The following lists the rules for the delta method. The order corresponds to the class order in the list above.
- E1: δ(∅) = ∅
- E2: δ(ε) = ε
- E3: δ(c) = ∅
- E4: δ(re1 re2) = δ(re1) δ(re2)
- E5: δ(re1|re2) = δ(re1) | δ(re2)
- E5: δ(re*) = ε
is_empty:: This method takes no argument and returns True
if a regex matches empty
(in the atomic sense), or False
otherwise. The only regular expressions that return True
are Epsilon
and Closure
. All the rest just return False
. This method is called after delta at the end of matching to determine success or failure of the match.
derive(char):: This method takes a single character literal as an argument and returns a regular expression class. It implements the rule for
regular expression derivatives. You will need to
implement the derivative rule for each of the classes above. The derive
method
yields a new regular expression object with respect to the
character argument char
. Note, the derivative rules are exactly that -
they describe rules that generate a new regular expression based off
of the current regular expression and some character char
. The numbers correspond to the class list above. Note two rules apply to Character
. The | character mean an alternation.
- D1: Dc(∅) = ∅
- D2: Dc(ε) = ∅
- D3: Dc(c) = ε
- D3: Dc(c′) = ∅ if c ≠ c′
- D4: Dc(re1 re2) = δ(re1)Dc(re2) | Dc(re1)re2
- D5: Dc(re1 | re2) = Dc(re1) | Dc(re2)
- D6: Dc(re*) = Dc(re) re*;
normalize:: This method takes no argument and returns a regular expression object. It implements the "evaluation" of a
regular expression after taking its derivative. This method implements
the implicit nature of the theoretical aspect of regular expression
derivatives. After you apply the derivative, the next step is to
normalize its form with respect to the application of delta
and
the derivative
. Here are the rules you need to consider during
normalization (we use N to indicate a call to normalize
). Note that rules 4-8 apply to Sequence
, rules 9-11 apply to Alternation
.
- N(ε) = ε
- N(∅) = ∅
- N(c) = c
- N(∅ re2) = ∅
- N(re1 ∅) = ∅
- N(re1 ε) = N(re1)
- N(ε re2) = N(re2)
- N(re1 re2) = N(re1) N(re2)
- N(re1|∅) = N(re1)
- N(∅|re2) = N(re2)
- N(re1|re2) = N(re1)|N(re2)
- N(re*) = N(re)*
In addition to the classes specified above, two other functions have been implemented in the regexp.py
module. The first method is the high-level function that carries out the matching process according to these rules:
- R1: If string to match is empty and the current pattern matches empty, then the match succeeds. The test calls delta and then is_empty on the regex object to determine if the regex matches empty.

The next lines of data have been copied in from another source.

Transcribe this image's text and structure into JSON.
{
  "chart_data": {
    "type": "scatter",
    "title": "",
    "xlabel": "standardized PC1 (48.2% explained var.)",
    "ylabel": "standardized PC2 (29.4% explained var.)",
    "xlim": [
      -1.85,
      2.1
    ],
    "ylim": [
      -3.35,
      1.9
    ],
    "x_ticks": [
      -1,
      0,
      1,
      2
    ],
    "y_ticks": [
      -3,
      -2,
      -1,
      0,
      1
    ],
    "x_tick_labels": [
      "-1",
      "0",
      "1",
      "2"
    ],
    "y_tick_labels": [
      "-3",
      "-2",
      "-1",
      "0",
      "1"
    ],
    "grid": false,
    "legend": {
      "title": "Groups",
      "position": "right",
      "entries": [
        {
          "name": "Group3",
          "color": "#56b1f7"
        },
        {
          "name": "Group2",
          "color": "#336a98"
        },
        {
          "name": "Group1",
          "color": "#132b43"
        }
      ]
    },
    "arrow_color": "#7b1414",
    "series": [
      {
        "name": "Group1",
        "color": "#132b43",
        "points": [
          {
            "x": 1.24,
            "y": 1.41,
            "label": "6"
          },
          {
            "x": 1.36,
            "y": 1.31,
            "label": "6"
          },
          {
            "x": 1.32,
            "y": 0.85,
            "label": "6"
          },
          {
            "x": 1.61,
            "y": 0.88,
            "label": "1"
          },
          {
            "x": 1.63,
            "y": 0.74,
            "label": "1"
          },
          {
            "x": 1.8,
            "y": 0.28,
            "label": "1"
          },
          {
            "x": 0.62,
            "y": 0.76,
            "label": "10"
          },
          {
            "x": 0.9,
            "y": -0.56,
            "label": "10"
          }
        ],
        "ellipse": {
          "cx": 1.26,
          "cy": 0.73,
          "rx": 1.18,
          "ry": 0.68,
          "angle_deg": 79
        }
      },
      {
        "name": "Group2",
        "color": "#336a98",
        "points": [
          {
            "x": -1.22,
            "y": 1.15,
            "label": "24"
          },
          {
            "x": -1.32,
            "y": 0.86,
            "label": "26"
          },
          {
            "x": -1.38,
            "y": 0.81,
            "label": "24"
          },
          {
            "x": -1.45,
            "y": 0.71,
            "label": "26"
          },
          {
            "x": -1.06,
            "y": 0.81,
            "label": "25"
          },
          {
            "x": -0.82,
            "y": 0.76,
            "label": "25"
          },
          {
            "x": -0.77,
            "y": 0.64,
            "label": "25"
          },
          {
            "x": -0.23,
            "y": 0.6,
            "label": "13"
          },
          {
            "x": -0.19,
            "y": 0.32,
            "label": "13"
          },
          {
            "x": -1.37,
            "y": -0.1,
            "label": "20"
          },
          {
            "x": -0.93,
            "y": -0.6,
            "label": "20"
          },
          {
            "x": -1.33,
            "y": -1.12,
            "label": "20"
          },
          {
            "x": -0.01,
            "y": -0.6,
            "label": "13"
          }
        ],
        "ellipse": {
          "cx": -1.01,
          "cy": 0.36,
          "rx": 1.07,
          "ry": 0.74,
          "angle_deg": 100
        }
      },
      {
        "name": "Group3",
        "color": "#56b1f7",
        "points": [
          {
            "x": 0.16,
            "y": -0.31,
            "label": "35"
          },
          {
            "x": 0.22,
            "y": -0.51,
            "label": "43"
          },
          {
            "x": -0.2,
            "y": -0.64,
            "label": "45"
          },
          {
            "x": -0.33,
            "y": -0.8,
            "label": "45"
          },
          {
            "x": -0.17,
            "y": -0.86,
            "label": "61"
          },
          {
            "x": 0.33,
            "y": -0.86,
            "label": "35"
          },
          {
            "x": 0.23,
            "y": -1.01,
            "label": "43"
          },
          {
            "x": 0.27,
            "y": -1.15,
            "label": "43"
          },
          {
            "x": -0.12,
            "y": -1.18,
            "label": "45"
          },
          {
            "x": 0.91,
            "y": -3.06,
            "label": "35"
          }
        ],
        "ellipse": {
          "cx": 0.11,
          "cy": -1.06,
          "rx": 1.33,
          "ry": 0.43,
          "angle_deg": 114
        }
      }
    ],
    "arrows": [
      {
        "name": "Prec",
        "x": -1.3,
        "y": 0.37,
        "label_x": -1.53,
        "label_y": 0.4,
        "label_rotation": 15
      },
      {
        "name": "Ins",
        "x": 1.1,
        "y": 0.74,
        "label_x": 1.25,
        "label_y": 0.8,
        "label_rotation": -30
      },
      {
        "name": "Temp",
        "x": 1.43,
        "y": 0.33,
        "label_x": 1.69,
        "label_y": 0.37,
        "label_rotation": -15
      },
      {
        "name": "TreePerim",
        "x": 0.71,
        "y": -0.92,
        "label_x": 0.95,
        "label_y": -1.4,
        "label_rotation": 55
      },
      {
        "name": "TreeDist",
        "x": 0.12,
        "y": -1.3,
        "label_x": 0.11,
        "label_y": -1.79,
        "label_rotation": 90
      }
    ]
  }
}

- R2: If the string to match is non-empty, the new pattern is the derivative of the current pattern with respect to the first character of the current string, and the new string to match is the remainder of the current string.
matches(regex, string):: This method takes a regular expression class instance and the string of characters to be matched as arguments. It returns True
if the string matches the pattern represented by the regex, False
otherwise.
It processes the string one character at a time. At each character it takes the derivative of the regex with respect to the character. That is, it class the derive function on the regex object, then calls normalize on the regex object returned by derive (not necessarily the same object). If the result of derive and normalize is the null set we can return False
. Otherwise, call matches
on the rest of the string. If the sting is empty, we call delta and then is_empty on the regex object and return that result (rule R1).

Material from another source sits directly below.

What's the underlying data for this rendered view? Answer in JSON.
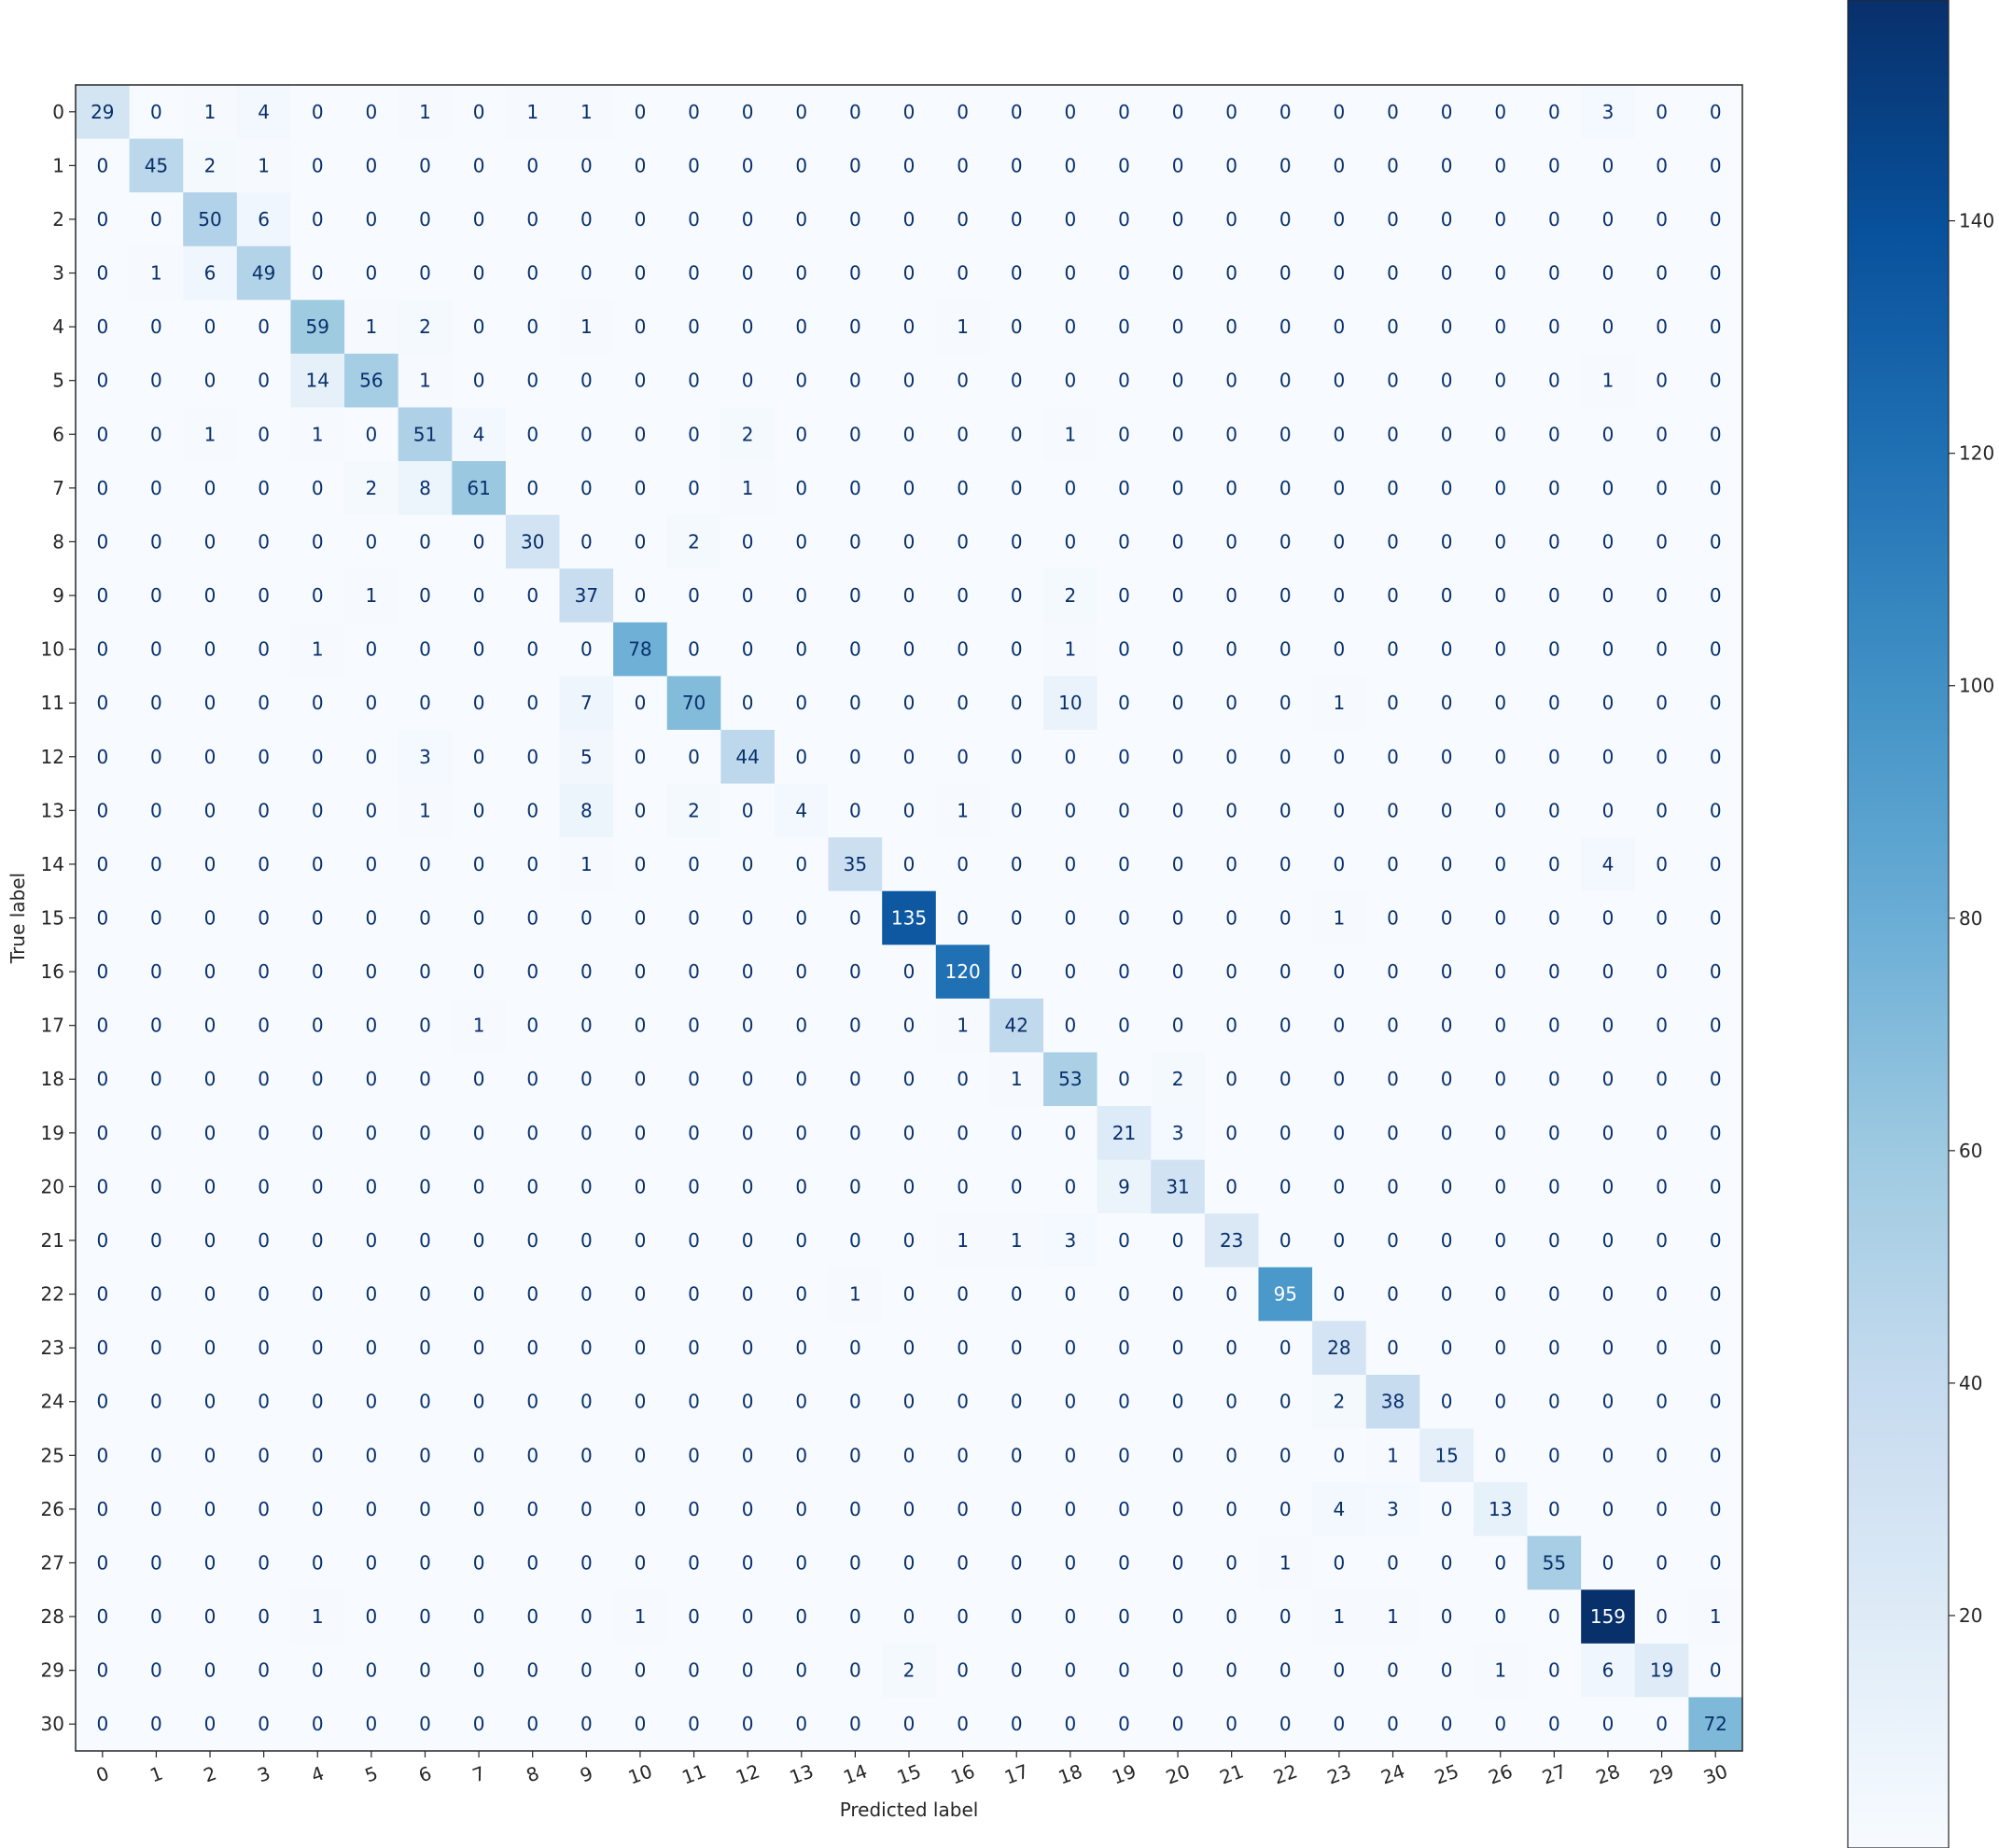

The other function in the regexp.py
module is:
make_str(string):: This method takes a string argument and returns a regex Sequence
object. This method provides a convenient way of producing a regular expression that consists of a concatenation of more than two symbols (characters). The way you build a string is by recursion, where each Sequence
contains a Character
, Sequence
pair. The end of the chain is the Sequence
that consists of the pair: Character,
Epsilon`.
For example, the string 'abc' would be represented as:
Sequence(Character('a'), Sequence(Character('b'), Sequence(Character('c'), Epsilon())))
This repository is my submission for the course assignment in a Programming Methodology class.